Latuda is designed to be taken with a meal – it requires 350 calories to be metabolized properly.  Unfortunately, if I take it with a meal I am going to be antsy and irritable within 60-90 minutes and have to resolve that by going to sleep.  So I’ve traditionally taken the Latuda at bedtime, with Brent’s approval, despite the fact that I rarely eat that large of a snack before bed.
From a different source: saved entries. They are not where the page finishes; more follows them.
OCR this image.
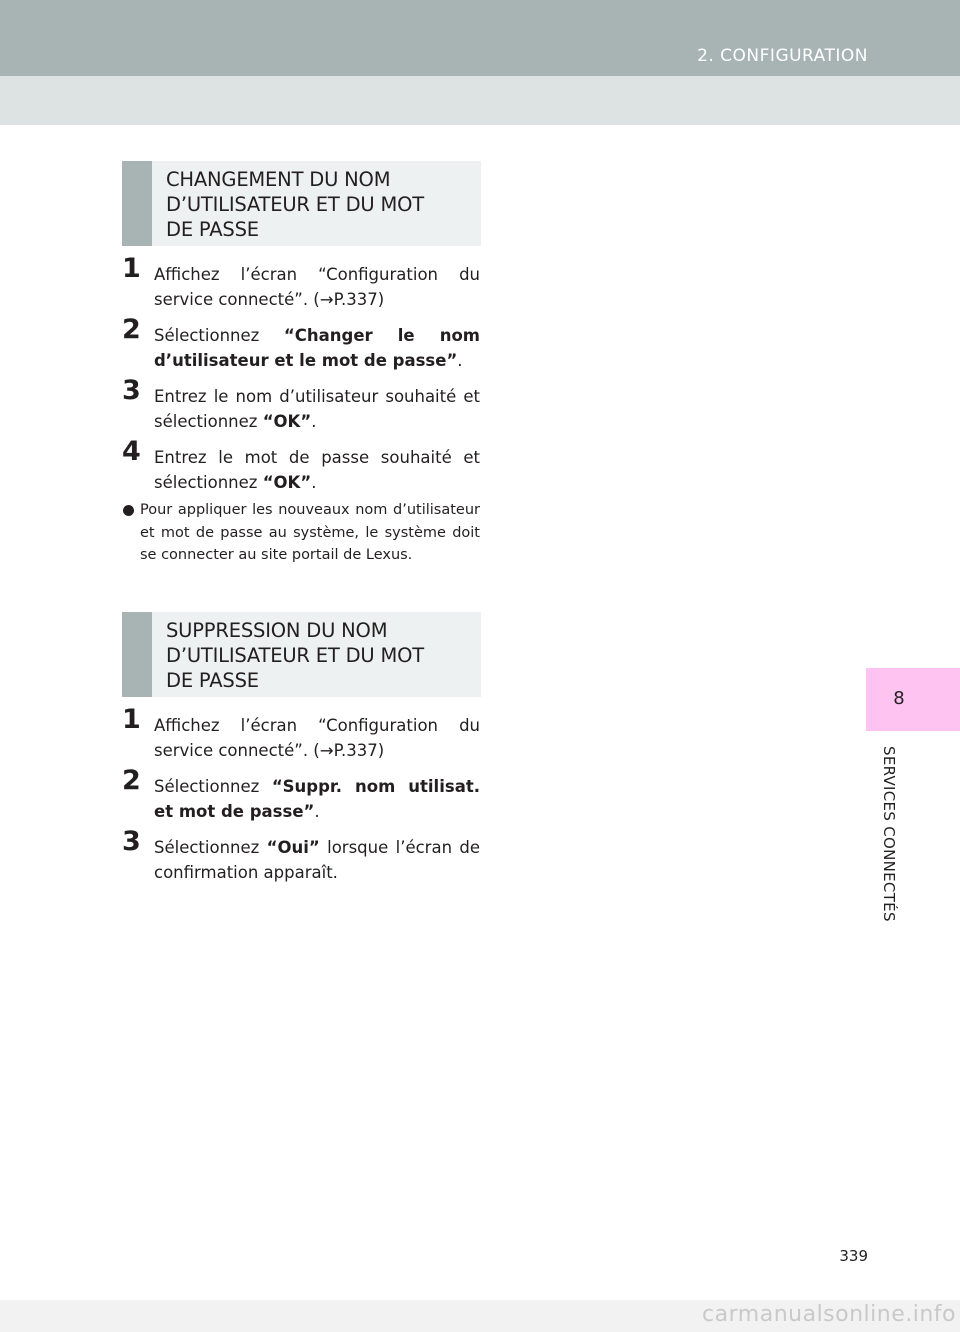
2. CONFIGURATION
CHANGEMENT DU NOM
D’UTILISATEUR ET DU MOT
DE PASSE
1 Affichez l’écran “Configuration du service connecté”. (→P.337)
2 Sélectionnez “Changer le nom d’utilisateur et le mot de passe”.
3 Entrez le nom d’utilisateur souhaité et sélectionnez “OK”.
4 Entrez le mot de passe souhaité et sélectionnez “OK”.
Pour appliquer les nouveaux nom d’utilisateur et mot de passe au système, le système doit se connecter au site portail de Lexus.
SUPPRESSION DU NOM
D’UTILISATEUR ET DU MOT
DE PASSE
1 Affichez l’écran “Configuration du service connecté”. (→P.337)
2 Sélectionnez “Suppr. nom utilisat. et mot de passe”.
3 Sélectionnez “Oui” lorsque l’écran de confirmation apparaît.
8
SERVICES CONNECTÉS
339
carmanualsonline.info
On my latest inpatient visit they were quite agreeable to moving it from breakfast (their preferred time) to supper, but reluctant when I asked to wait until bedtime.  The first night the nurse came to check the calories in my snack and made me take a second carton of milk because there weren’t 350 calories.  The next night, I had some Fritos given to me by another client and that nurse suggested I take peanut butter and graham crackers to fill up the rest of the required calories.  I did not want peanut butter and graham crackers, but I ate them and was halfway through the Fritos when she came back with the Latuda and didn’t want to give it to me because I hadn’t finished my snack!  I promised to eat the rest of it but felt an overwhelming temptation to throw it away out of spite.

I picked up my Latuda prescription today and happened to notice the directions.  It now says “TAKE ONE TABLET BY MOUTH AT BEDTIME AS DIRECTED WITH 350 CALORIES SNACK”.